Obesidad infantil hoy
Salud sin fronteras
La obesidad infantil es una epidemia silenciosa que amenaza el futuro
Prevenir no es solo posible, es urgente, y la responsabilidad atañe a familias, profesionales y políticas públicas

La obesidad infantil es una sombra alargada que se cierne sobre el futuro de nuestras sociedades. No se trata de un problema aislado ni de una cuestión meramente estética, sino de una auténtica epidemia con consecuencias que lastrarán la salud de las actuales y las próximas generaciones. Las cifras son elocuentes: más de 340 millones de niños y adolescentes en el mundo padecen sobrepeso u obesidad, según datos de la Organización Mundial de la Salud. Detrás de estos números hay vidas marcadas por el riesgo de diabetes, problemas cardiovasculares y trastornos emocionales, entre otros.
Lo paradójico es que, siendo un problema prevenible, su avance parece imparable. La respuesta no está en buscar culpables, sino en entender que todos –familias, escuelas, gobiernos y empresas– tenemos parte de responsabilidad y, por tanto, capacidad para cambiar esta realidad.
Sus causas son como las piezas de un puzle mal encajado. Por un lado, está la transformación de nuestros hábitos alimenticios. Los ultraprocesados, cargados de azúcares y grasas poco saludables, han desplazado a los alimentos frescos en la dieta de muchos niños y niñas. No es casualidad que estos productos, diseñados para ser irresistibles, estén presentes en los anuncios que pueblan las pantallas que los menores miran durante horas.
Ese sedentarismo es otra pieza clave. La actividad física ha quedado relegada por el magnetismo de los videojuegos y las redes sociales, mientras que en muchas ciudades los espacios para jugar al aire libre son cada vez más escasos o inseguros. A esto se suma la cruel paradoja de que, en muchos casos, los alimentos más perjudiciales son también los más accesibles para las familias con menos recursos, creando desigualdades.

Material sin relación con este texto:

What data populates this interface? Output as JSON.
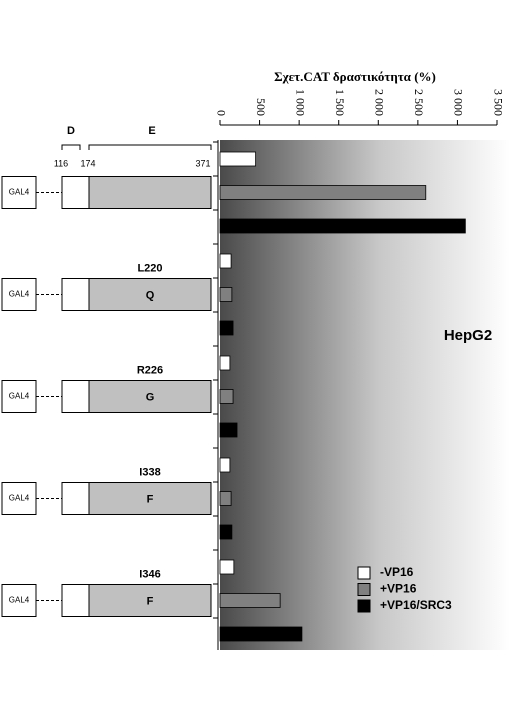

Las repercusiones son como piedras arrojadas a un estanque: sus ondas se expanden durante años. A corto plazo, vemos niños y niñas con problemas que antes solo aparecían en adultos: diabetes tipo 2, hígado graso, dificultades respiratorias. Pero el daño va más allá de lo físico. El estigma, las burlas y la baja autoestima dejan heridas emocionales que persisten en la edad adulta.
El coste social es igual de alarmante: sistemas de salud, ya de por sí tensionados, tendrán que hacer frente a una generación con mayores necesidades. Y no es solo una cuestión de dinero: es el potencial de toda una sociedad mermado por problemas que podrían haberse evitado.
La buena noticia es que sabemos qué funciona. En los hogares, pequeños gestos marcan la diferencia: recuperar las comidas familiares con alimentos frescos, sustituir los refrescos por agua o reservar tiempo para jugar activamente. Padres y madres no necesitan ser nutricionistas, sino servir de ejemplo de hábitos equilibrados.
Las escuelas tienen un papel insustituible. No se trata solo de mejorar los menús escolares –aunque eso es fundamental–, sino de convertir los centros educativos en espacios donde se aprenda a cuidarse. Clases de cocina básica, huertos escolares o recreos activos que prioricen el movimiento sobre el sedentarismo son iniciativas con impacto demostrado.
Pero las familias y los profesionales de la educación no pueden cargar en soledad con esta responsabilidad. Se necesitan políticas valientes: regulación de la publicidad dirigida a niños y niñas, debatir sobre la necesidad de impuestos a las bebidas azucaradas o el diseño de ciudades que inviten a caminar y pedalear.
La industria alimentaria, por su parte, debe asumir su papel en la promoción de una alimentación sana e, incluso, reformular sus recetas para reducir azúcares y grasas, o adoptar un etiquetado claro. Son pasos hacia una mayor corresponsabilidad. No es una carrera de velocidad, sino una maratón que requiere constancia y colaboración. Cada actor tiene un rol que desempeñar: los padres y madres como modelos, las escuelas como aliadas, los gobiernos como garantes de políticas protectoras y las empresas como agentes de cambio.
La pregunta no es si podemos revertir esta tendencia, sino si estamos dispuestos a hacer lo necesario. Los niños y niñas no eligen el mundo en el que crecen; somos las personas adultas quienes lo construimos para ellos. Un mundo con menos pantallas y más juegos al aire libre, menos comida basura y más alimentos reales, menos estigma y más apoyo.
El momento de actuar es ahora, porque cada niño y cada niña merecen crecer con la oportunidad de vivir una vida plena y saludable. No es solo una cuestión de salud pública; es, en el fondo, una medida de nuestro compromiso con las generaciones futuras.